The “shipping things to Iraq” point refers to Rumsfeld and Powell’s assertions that Syrian officials were assisting Iraq after our invasion had begun by secretly giving Hussein’s government military supplies and materials, which if true, would constitute an “aggressive act” against the United States, according to Rumsfeld.

I don’t want to sound overdramatic, but the White House isn’t even being subtle about its intentions. Another war in the Middle East is more than a just a remote possibility; it almost appears likely. As Sen. Joe Biden (D-Del.) put it yesterday, Syria is in the administration’s “crosshairs.”

This also ties in well with Josh Marshall’s excellent piece in this month’s Washington Monthly. As I’ve mentioned before, Marshall makes clear in his article that the administration “sees the invasion [of Iraq] as only the first move in a wider effort to reorder the power structure of the entire Middle East.”

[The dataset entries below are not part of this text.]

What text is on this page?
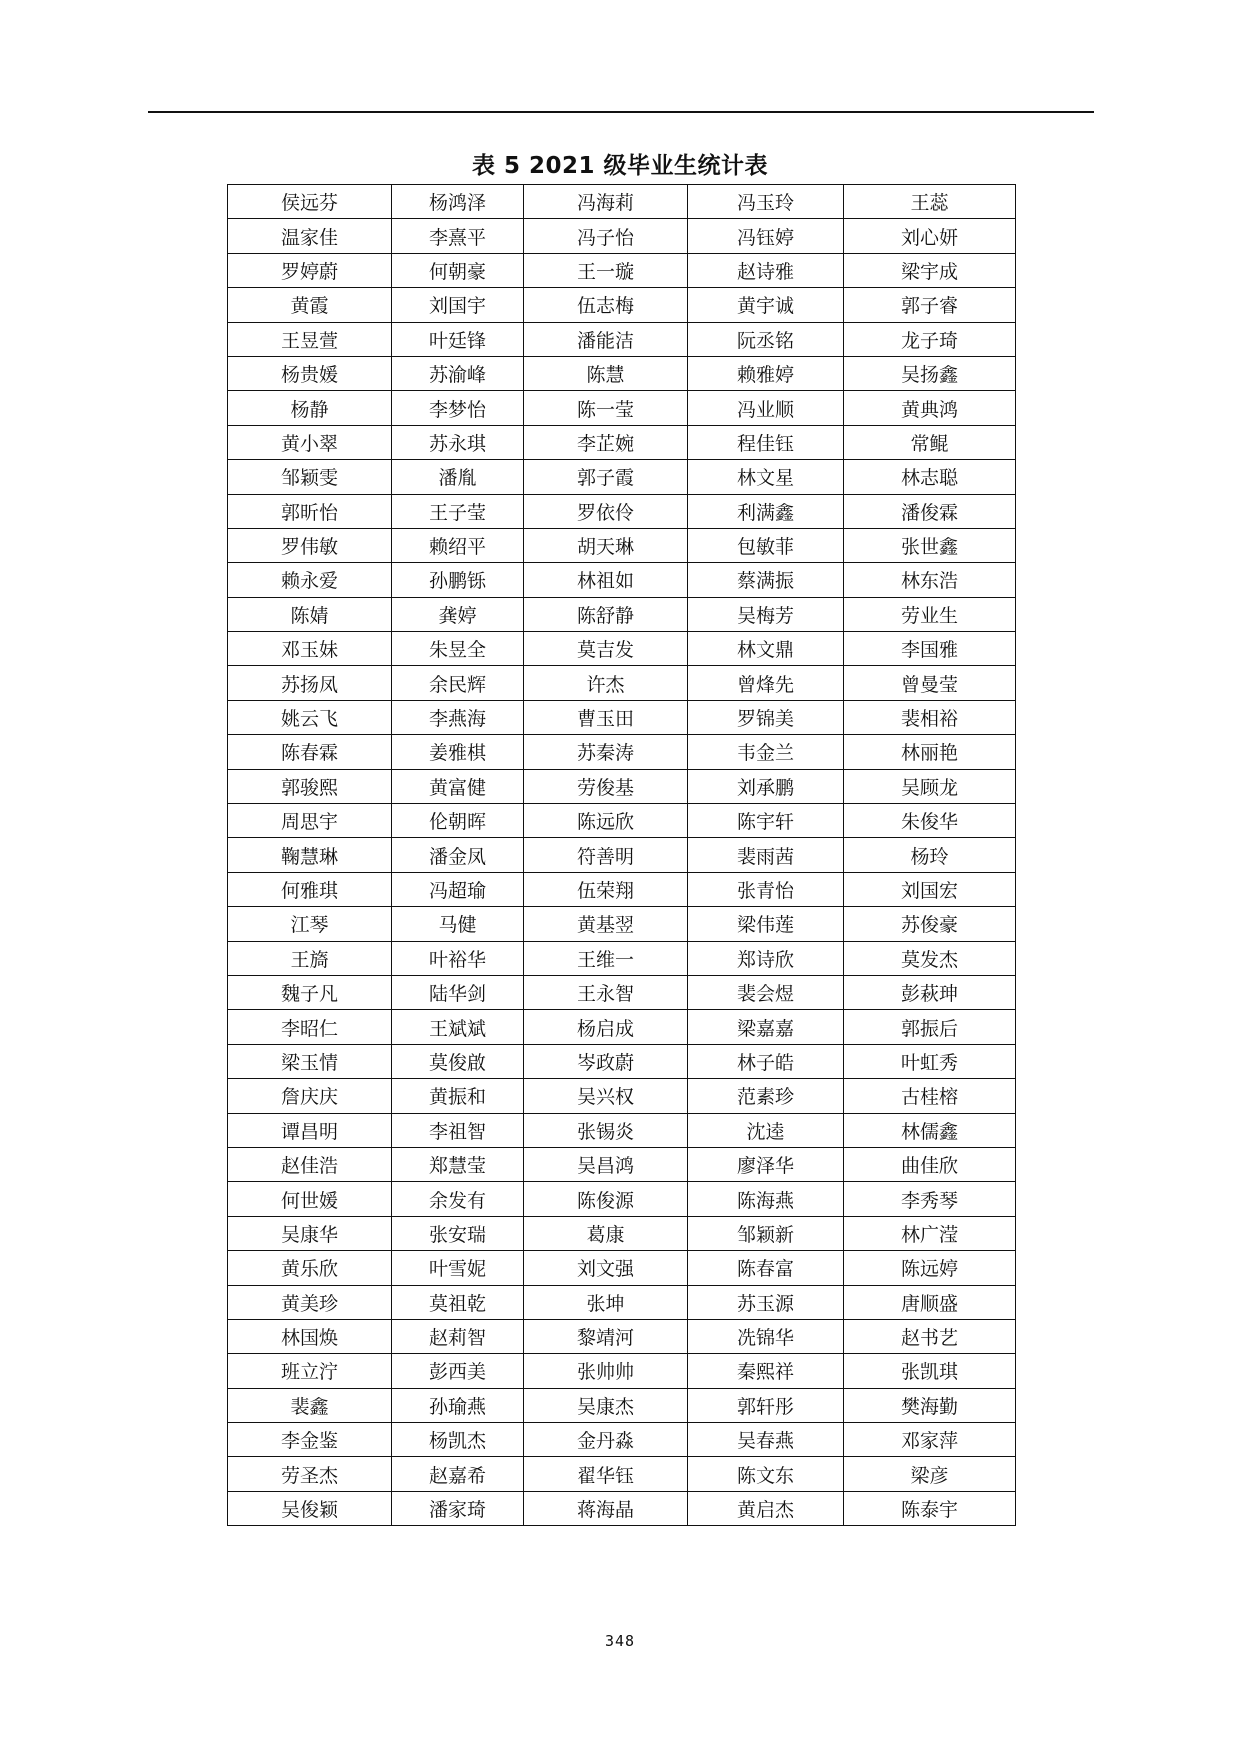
表 5 2021 级毕业生统计表
侯远芬	杨鸿泽	冯海莉	冯玉玲	王蕊
温家佳	李熹平	冯子怡	冯钰婷	刘心妍
罗婷蔚	何朝豪	王一璇	赵诗雅	梁宇成
黄霞	刘国宇	伍志梅	黄宇诚	郭子睿
王昱萱	叶廷锋	潘能洁	阮丞铭	龙子琦
杨贵媛	苏渝峰	陈慧	赖雅婷	吴扬鑫
杨静	李梦怡	陈一莹	冯业顺	黄典鸿
黄小翠	苏永琪	李芷婉	程佳钰	常鲲
邹颖雯	潘胤	郭子霞	林文星	林志聪
郭昕怡	王子莹	罗依伶	利满鑫	潘俊霖
罗伟敏	赖绍平	胡天琳	包敏菲	张世鑫
赖永爱	孙鹏铄	林祖如	蔡满振	林东浩
陈婧	龚婷	陈舒静	吴梅芳	劳业生
邓玉妹	朱昱全	莫吉发	林文鼎	李国雅
苏扬凤	余民辉	许杰	曾烽先	曾曼莹
姚云飞	李燕海	曹玉田	罗锦美	裴相裕
陈春霖	姜雅棋	苏秦涛	韦金兰	林丽艳
郭骏熙	黄富健	劳俊基	刘承鹏	吴顾龙
周思宇	伦朝晖	陈远欣	陈宇轩	朱俊华
鞠慧琳	潘金凤	符善明	裴雨茜	杨玲
何雅琪	冯超瑜	伍荣翔	张青怡	刘国宏
江琴	马健	黄基翌	梁伟莲	苏俊豪
王旖	叶裕华	王维一	郑诗欣	莫发杰
魏子凡	陆华剑	王永智	裴会煜	彭萩珅
李昭仁	王斌斌	杨启成	梁嘉嘉	郭振后
梁玉情	莫俊啟	岑政蔚	林子皓	叶虹秀
詹庆庆	黄振和	吴兴权	范素珍	古桂榕
谭昌明	李祖智	张锡炎	沈逵	林儒鑫
赵佳浩	郑慧莹	吴昌鸿	廖泽华	曲佳欣
何世媛	余发有	陈俊源	陈海燕	李秀琴
吴康华	张安瑞	葛康	邹颖新	林广滢
黄乐欣	叶雪妮	刘文强	陈春富	陈远婷
黄美珍	莫祖乾	张坤	苏玉源	唐顺盛
林国焕	赵莉智	黎靖河	冼锦华	赵书艺
班立泞	彭西美	张帅帅	秦熙祥	张凯琪
裴鑫	孙瑜燕	吴康杰	郭轩彤	樊海勤
李金鉴	杨凯杰	金丹淼	吴春燕	邓家萍
劳圣杰	赵嘉希	翟华钰	陈文东	梁彦
吴俊颖	潘家琦	蒋海晶	黄启杰	陈泰宇
348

“In short, the administration is trying to roll the table — to use U.S. military force, or the threat of it, to reform or topple virtually every regime in the region, from foes like Syria to friends like Egypt, on the theory that it is the undemocratic nature of these regimes that ultimately breeds terrorism,” Marshall explained.

The current war may be winding up, but another war may be right around the corner.